The mass of $N_2F_4$ produced by the reaction of $2.0 \ mol$ of $NH_3$ and $8.0 \ mol$ of $F_2$ is $0.5 \ mol.$ What is the per cent yield?
$2NH_3 + 5F_2 \to N_2F_4 + 6HF$

$1.0 \ g$ of $Mg$ is burnt with $0.28 \ g$ of $O_2$ in a closed vessel. Which reactant is left in excess and how much?

$CaCO_{3(s)} + 2 HCl_{(aq)} \rightarrow CaCl_{2(aq)} + CO_{2(g)} + H_2O_{(l)}$
Consider the above reaction,what mass of $CaCl_2$ will be formed if $250 \ mL$ of $0.76 \ M \ HCl$ reacts with $1000 \ g$ of $CaCO_3$ (in $g$)?
(Given: Molar mass of $Ca, C, O, H$ and $Cl$ are $40, 12, 16, 1$ and $35.5 \ g \ mol^{-1}$,respectively)

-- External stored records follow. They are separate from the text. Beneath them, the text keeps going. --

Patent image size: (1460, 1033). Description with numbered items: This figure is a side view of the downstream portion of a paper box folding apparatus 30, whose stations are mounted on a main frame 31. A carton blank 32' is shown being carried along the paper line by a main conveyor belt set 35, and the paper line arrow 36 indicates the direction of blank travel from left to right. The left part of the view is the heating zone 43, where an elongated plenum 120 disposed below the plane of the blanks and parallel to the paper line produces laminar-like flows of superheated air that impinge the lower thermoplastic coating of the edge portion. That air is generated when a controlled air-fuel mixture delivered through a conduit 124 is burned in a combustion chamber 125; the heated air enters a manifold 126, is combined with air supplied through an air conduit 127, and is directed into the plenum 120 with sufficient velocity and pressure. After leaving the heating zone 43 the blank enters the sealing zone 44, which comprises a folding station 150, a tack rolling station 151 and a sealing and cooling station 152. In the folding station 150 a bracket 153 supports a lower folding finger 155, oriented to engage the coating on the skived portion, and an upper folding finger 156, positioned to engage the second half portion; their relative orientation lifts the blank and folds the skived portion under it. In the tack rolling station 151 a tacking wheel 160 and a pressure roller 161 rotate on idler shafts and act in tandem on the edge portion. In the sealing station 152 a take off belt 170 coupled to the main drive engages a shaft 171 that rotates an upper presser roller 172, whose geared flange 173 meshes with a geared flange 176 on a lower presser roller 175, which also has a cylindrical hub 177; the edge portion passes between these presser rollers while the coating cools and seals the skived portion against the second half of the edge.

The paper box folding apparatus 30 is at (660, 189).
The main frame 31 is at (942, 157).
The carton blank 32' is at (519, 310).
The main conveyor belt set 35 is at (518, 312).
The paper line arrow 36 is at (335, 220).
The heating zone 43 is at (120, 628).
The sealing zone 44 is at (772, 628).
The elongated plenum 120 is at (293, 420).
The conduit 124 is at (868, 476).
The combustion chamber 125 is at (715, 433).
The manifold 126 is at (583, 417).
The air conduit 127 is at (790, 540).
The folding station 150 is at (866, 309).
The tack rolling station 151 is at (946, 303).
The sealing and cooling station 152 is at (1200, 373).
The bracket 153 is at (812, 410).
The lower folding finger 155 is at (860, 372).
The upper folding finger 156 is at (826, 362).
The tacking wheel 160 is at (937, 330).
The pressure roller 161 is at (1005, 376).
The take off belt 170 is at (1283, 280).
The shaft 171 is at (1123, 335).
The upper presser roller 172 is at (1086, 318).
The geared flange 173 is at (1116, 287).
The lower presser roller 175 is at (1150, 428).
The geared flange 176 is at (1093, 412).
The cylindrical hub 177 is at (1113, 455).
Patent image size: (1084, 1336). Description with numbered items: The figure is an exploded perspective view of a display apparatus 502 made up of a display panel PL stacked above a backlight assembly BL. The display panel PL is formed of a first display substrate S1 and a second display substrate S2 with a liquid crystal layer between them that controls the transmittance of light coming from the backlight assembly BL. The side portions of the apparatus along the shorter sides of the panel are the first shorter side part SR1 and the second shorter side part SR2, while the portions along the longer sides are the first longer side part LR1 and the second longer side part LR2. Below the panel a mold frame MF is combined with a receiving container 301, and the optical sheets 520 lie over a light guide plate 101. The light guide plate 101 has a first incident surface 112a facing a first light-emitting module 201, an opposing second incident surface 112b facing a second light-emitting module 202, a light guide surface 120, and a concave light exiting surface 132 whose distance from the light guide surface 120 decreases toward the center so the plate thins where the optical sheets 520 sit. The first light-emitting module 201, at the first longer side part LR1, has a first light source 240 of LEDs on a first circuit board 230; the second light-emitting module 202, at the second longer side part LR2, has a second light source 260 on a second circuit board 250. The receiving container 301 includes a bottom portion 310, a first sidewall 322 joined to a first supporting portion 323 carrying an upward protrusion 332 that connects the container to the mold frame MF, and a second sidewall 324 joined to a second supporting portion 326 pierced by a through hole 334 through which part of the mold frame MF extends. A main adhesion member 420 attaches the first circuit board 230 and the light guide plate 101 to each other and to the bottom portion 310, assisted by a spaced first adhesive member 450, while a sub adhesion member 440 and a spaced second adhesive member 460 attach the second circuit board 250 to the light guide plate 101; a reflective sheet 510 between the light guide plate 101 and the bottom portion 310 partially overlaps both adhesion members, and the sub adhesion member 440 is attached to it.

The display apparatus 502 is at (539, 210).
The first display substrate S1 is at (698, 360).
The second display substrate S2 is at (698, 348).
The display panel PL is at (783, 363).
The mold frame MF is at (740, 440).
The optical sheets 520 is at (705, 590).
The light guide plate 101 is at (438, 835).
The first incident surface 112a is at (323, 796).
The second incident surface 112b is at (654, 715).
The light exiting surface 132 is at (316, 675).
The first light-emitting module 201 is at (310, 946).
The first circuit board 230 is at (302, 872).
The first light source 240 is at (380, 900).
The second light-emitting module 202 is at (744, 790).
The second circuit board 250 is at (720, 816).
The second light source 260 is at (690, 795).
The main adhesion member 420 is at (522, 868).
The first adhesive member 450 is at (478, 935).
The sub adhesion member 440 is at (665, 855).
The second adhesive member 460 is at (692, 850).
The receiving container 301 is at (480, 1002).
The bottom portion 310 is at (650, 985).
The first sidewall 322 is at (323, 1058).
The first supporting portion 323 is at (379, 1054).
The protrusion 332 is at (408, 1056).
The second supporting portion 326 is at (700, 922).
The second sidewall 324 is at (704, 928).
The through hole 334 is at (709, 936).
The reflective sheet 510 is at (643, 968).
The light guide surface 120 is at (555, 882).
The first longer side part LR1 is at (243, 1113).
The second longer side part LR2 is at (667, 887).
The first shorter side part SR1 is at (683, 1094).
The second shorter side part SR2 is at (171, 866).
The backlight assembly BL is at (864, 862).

Combustion of $50 \ mL$ methane is carried out with $150 \ mL$ of air containing $21 \%$ oxygen by volume. What will be the total volume of the gaseous mixture after the reaction? (Assume water is in the gaseous state and air contains $79 \%$ nitrogen by volume).
$CH_{4(g)} + 2O_{2(g)} \to CO_{2(g)} + 2H_2O_{(g)}$

$A + 2B + 3C \rightleftharpoons AB_2C_3$. Reaction of $6.0 \ g$ of $A$,$6.0 \times 10^{23}$ atoms of $B$,and $0.036 \ mol$ of $C$ yields $4.8 \ g$ of compound $AB_2C_3$. If the atomic mass of $A$ and $C$ are $60$ and $80 \ amu$,respectively,the atomic mass of $B$ is .............. $amu$ (Avogadro no. $= 6 \times 10^{23}$)

$KMnO_4$ reacts with $KI$ in basic medium to form $I_2$ and $MnO_2$. When $250 \ mL$ of $0.1 \ M \ KI$ solution is mixed with $250 \ mL$ of $0.02 \ M \ KMnO_4$ in basic medium,what is the number of moles of $I_2$ formed?